How to use custom functions in mutate (dplyr)?
In many cases it's sufficient to create a vectorized version of the function:
your_function_V <- Vectorize(your_function)
The vectorized function is then usable in a dplyr's mutate
. See also this blog post.
The function posted in the question however takes one two-dimensional input from two different columns.
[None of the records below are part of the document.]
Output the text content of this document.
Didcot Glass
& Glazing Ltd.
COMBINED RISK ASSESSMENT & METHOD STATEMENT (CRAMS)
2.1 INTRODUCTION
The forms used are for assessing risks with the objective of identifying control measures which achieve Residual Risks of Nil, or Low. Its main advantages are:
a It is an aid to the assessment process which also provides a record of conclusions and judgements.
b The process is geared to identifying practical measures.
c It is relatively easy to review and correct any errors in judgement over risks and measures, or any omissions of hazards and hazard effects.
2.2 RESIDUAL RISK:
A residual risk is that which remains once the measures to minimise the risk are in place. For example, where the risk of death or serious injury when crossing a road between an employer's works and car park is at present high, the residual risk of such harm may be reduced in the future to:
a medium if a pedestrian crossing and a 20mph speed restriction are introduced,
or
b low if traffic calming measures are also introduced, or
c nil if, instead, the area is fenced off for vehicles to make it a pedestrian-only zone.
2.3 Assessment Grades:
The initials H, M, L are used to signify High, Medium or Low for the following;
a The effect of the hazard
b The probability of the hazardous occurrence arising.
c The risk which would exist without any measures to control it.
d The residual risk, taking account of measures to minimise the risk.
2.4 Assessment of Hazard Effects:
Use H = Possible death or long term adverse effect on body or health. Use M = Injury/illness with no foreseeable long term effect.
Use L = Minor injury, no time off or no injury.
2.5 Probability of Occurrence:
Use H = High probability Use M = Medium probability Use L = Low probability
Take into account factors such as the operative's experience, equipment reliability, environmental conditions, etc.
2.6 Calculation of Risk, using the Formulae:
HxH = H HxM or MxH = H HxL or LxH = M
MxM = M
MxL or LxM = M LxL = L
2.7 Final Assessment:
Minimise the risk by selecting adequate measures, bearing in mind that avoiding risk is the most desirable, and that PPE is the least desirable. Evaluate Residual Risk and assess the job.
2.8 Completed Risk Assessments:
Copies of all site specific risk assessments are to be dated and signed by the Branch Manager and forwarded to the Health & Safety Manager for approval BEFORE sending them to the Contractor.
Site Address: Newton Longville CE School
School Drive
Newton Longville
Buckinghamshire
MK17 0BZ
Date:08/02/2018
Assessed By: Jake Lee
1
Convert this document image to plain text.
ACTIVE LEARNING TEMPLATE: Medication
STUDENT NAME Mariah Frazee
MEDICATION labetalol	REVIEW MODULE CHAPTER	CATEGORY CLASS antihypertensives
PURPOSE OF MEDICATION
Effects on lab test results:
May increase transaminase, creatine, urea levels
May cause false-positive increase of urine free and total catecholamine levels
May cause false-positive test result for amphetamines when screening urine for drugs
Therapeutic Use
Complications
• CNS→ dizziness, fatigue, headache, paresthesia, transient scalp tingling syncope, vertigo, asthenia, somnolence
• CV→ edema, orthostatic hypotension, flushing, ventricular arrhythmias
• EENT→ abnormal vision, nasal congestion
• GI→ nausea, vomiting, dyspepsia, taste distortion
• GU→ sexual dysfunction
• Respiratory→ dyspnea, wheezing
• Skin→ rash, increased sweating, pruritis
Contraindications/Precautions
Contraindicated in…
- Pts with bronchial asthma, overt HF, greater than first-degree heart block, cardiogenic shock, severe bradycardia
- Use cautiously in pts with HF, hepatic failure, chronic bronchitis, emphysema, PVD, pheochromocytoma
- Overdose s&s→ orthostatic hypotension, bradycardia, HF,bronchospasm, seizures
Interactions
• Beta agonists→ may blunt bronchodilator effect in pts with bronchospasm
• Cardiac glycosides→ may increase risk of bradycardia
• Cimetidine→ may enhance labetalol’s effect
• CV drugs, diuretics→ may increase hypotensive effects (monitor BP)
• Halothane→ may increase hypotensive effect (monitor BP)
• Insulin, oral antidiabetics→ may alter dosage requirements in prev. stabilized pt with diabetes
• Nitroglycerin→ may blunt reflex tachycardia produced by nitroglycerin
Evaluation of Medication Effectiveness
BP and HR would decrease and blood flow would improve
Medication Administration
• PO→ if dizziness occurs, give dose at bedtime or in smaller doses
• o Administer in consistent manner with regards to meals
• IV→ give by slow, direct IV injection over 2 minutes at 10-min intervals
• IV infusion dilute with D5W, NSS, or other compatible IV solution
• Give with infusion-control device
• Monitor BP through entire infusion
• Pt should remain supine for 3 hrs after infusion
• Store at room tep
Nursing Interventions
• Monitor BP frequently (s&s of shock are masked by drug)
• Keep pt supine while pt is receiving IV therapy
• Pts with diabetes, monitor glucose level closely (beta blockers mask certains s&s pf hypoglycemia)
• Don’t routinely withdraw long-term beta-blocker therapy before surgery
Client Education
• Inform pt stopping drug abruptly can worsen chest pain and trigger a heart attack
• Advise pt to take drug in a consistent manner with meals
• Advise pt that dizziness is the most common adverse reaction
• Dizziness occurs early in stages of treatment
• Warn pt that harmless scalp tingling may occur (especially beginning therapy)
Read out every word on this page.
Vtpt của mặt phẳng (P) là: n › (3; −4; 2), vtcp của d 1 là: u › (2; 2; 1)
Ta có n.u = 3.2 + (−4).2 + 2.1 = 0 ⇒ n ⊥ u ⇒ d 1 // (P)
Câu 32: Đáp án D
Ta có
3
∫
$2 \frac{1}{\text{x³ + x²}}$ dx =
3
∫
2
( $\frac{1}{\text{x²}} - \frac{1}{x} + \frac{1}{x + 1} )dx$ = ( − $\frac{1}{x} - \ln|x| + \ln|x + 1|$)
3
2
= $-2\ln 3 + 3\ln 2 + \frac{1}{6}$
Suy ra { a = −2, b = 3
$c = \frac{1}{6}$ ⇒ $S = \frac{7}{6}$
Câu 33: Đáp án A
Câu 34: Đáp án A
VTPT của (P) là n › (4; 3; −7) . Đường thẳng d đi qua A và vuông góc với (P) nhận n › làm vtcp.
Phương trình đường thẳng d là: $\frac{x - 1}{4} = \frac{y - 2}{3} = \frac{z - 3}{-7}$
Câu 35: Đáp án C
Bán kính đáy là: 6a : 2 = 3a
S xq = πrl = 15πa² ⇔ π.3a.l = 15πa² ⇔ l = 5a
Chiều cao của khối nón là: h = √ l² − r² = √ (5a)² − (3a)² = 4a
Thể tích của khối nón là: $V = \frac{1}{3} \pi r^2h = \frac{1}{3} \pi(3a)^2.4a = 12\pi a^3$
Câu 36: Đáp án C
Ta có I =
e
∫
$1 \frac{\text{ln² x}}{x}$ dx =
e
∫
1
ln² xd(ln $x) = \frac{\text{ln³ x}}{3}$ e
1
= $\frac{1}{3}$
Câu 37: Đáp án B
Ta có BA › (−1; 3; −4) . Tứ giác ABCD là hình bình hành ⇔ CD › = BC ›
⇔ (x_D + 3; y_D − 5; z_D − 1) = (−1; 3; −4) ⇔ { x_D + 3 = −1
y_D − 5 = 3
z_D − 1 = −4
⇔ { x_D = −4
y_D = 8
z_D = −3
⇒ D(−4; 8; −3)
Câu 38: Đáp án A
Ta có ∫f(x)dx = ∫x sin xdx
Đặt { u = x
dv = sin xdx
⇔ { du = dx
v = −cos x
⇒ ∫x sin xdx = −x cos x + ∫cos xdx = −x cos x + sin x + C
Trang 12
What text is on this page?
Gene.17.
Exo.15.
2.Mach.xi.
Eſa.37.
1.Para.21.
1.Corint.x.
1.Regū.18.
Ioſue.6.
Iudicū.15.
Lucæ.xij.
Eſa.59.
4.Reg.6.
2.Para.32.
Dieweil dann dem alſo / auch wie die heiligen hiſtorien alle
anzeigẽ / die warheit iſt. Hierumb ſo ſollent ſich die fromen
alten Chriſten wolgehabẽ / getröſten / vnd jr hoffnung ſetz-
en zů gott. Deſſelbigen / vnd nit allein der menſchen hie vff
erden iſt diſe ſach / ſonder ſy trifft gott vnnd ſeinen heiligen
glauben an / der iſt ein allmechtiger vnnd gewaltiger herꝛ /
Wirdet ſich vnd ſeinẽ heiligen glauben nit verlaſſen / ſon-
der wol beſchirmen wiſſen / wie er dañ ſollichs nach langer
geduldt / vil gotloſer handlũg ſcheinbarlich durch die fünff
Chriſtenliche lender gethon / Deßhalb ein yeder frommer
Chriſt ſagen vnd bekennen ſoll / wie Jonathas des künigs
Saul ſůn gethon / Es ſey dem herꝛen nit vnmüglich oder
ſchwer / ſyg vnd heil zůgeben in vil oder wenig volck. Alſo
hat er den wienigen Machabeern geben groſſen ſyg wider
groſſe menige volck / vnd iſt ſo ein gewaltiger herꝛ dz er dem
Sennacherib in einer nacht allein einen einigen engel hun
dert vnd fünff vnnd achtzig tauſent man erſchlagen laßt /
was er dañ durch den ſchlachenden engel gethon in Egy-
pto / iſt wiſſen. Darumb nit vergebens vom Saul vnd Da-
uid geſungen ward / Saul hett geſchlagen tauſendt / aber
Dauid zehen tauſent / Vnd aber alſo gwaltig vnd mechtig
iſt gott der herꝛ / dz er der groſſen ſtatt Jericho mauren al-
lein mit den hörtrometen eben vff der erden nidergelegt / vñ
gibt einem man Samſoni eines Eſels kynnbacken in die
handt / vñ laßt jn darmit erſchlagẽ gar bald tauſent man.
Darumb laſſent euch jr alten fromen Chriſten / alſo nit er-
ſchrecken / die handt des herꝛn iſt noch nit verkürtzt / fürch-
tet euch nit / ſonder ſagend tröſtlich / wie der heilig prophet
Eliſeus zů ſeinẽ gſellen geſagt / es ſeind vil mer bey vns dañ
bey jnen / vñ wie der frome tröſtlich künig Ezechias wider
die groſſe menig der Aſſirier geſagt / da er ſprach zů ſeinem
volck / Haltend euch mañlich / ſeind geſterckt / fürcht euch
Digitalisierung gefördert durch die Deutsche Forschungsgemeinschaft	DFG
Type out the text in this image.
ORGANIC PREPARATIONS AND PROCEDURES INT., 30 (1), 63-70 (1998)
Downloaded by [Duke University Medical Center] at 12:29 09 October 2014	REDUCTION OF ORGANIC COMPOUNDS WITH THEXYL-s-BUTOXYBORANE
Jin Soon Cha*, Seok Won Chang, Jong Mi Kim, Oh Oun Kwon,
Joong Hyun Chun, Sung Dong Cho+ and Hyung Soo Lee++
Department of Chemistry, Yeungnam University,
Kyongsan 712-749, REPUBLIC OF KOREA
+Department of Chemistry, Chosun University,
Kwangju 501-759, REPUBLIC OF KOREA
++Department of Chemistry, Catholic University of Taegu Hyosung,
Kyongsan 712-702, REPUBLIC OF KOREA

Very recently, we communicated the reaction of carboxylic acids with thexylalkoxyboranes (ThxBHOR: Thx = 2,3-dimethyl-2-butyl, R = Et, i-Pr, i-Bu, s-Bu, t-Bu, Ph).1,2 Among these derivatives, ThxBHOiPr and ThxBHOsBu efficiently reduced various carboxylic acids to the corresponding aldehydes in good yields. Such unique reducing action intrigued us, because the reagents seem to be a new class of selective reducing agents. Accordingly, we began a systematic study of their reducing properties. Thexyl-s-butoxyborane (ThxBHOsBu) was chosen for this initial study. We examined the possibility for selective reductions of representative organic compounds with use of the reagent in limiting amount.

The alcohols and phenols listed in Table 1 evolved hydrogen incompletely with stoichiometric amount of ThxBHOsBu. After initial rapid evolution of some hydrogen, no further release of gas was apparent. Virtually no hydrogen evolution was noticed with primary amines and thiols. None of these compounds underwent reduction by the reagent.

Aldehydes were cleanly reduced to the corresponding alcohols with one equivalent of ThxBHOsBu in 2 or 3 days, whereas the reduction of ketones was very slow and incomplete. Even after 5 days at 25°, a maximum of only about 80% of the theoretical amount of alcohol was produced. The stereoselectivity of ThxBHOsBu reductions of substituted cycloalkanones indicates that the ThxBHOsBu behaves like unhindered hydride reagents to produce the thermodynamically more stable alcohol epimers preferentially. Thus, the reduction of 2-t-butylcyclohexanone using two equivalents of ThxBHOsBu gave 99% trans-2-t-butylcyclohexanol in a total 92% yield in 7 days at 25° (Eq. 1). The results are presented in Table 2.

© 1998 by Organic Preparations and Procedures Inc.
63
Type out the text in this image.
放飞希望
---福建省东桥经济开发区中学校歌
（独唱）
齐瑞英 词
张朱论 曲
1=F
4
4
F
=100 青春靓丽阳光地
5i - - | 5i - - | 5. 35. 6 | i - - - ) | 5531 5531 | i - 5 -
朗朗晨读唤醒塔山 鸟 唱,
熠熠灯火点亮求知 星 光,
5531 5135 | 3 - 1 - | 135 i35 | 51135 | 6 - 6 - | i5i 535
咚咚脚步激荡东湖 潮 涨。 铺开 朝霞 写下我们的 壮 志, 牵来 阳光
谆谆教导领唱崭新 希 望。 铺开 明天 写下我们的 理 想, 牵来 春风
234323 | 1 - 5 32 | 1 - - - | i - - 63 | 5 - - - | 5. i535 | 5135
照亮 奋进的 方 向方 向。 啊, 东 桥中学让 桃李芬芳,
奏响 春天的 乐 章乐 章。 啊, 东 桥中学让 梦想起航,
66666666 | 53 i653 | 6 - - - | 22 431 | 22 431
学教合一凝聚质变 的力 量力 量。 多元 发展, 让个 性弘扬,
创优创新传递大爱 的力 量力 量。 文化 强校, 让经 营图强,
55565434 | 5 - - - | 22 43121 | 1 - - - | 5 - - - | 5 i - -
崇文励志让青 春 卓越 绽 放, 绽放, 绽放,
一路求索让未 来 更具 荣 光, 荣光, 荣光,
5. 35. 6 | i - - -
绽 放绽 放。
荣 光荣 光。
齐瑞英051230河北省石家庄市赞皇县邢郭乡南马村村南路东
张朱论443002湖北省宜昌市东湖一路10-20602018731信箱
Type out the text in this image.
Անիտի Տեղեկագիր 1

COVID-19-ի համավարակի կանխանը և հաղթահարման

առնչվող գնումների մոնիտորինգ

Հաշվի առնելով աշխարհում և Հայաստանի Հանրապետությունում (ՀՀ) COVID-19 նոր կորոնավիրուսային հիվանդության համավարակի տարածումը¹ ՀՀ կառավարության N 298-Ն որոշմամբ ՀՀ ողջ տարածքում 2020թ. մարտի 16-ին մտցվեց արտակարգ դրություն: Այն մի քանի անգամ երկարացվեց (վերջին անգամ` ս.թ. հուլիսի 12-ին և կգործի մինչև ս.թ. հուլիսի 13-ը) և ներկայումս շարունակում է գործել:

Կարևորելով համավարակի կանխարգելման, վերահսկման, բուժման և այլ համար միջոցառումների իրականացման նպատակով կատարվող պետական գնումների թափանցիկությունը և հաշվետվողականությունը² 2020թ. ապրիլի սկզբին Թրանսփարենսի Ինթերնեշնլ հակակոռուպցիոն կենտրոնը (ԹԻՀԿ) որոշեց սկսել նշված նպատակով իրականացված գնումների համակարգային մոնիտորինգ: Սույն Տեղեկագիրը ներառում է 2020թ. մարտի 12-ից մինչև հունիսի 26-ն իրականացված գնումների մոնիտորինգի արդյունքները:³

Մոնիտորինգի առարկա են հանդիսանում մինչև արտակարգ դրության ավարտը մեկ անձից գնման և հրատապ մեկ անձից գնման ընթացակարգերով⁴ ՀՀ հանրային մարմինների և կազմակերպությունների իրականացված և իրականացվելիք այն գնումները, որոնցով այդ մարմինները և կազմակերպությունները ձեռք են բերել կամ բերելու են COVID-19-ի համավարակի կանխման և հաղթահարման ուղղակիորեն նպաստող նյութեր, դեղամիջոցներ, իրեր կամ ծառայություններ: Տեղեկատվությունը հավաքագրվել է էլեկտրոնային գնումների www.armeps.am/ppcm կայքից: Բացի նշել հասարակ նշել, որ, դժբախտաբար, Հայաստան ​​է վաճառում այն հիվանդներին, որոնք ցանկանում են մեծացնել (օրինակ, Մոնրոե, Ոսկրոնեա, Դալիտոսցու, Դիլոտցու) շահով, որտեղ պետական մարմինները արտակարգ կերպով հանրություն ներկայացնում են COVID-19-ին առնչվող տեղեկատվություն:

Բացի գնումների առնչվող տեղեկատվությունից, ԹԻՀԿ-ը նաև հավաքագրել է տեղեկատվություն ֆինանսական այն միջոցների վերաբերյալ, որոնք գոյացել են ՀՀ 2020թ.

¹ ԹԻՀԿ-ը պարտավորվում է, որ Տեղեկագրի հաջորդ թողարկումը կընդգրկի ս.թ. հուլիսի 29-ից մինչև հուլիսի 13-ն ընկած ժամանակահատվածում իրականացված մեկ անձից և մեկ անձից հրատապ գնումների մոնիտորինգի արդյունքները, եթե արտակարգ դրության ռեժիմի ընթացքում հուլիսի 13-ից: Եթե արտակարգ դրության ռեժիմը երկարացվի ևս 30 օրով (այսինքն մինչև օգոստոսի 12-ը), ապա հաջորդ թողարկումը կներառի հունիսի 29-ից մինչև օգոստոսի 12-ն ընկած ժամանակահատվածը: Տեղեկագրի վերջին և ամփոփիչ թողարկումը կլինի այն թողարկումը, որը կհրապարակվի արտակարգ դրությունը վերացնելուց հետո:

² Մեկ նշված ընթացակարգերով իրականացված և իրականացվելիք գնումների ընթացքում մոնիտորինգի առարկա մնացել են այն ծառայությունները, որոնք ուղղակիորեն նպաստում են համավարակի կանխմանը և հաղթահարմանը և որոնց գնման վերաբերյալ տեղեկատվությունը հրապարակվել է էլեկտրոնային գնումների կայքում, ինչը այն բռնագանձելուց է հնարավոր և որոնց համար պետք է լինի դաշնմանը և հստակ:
Therefore we need to modify this, so the inputs are individual, before we vectorize.
binom.test.p <- function(x, y) {
# input x and y
x <- c(x, y)
if (is.na(x[1])|is.na(x[2])|(x[1]+x[2])<10) {
return(NA)
}
else {
return(binom.test(x, alternative="two.sided")$p.value)
}
}
# vectorized function
binom.test.p_V <- Vectorize(binom.test.p)
table %>%
mutate(Ratio = binom.test.p_V(ref_SG1_E2_1_R1_Sum, alt_SG1_E2_1_R1_Sum))
# works!
Your problem seems to be binom.test
instead of dplyr
, binom.test
is not vectorized, so you can not expect it work on vectors; You can use mapply
on the two columns with mutate
:
table %>%
mutate(Ratio = mapply(function(x, y) binom.test.p(c(x,y)),
ref_SG1_E2_1_R1_Sum,
alt_SG1_E2_1_R1_Sum))
# geneId ref_SG1_E2_1_R1_Sum alt_SG1_E2_1_R1_Sum Ratio
#1 a 10 10 1
#2 b 20 20 1
#3 c 10 10 1
#4 d 15 15 1
As for the last one, you need mutate_at
instead of mutate
:
table %>%
mutate_at(.vars=c(2:3), .funs=funs(sum=sum(.)))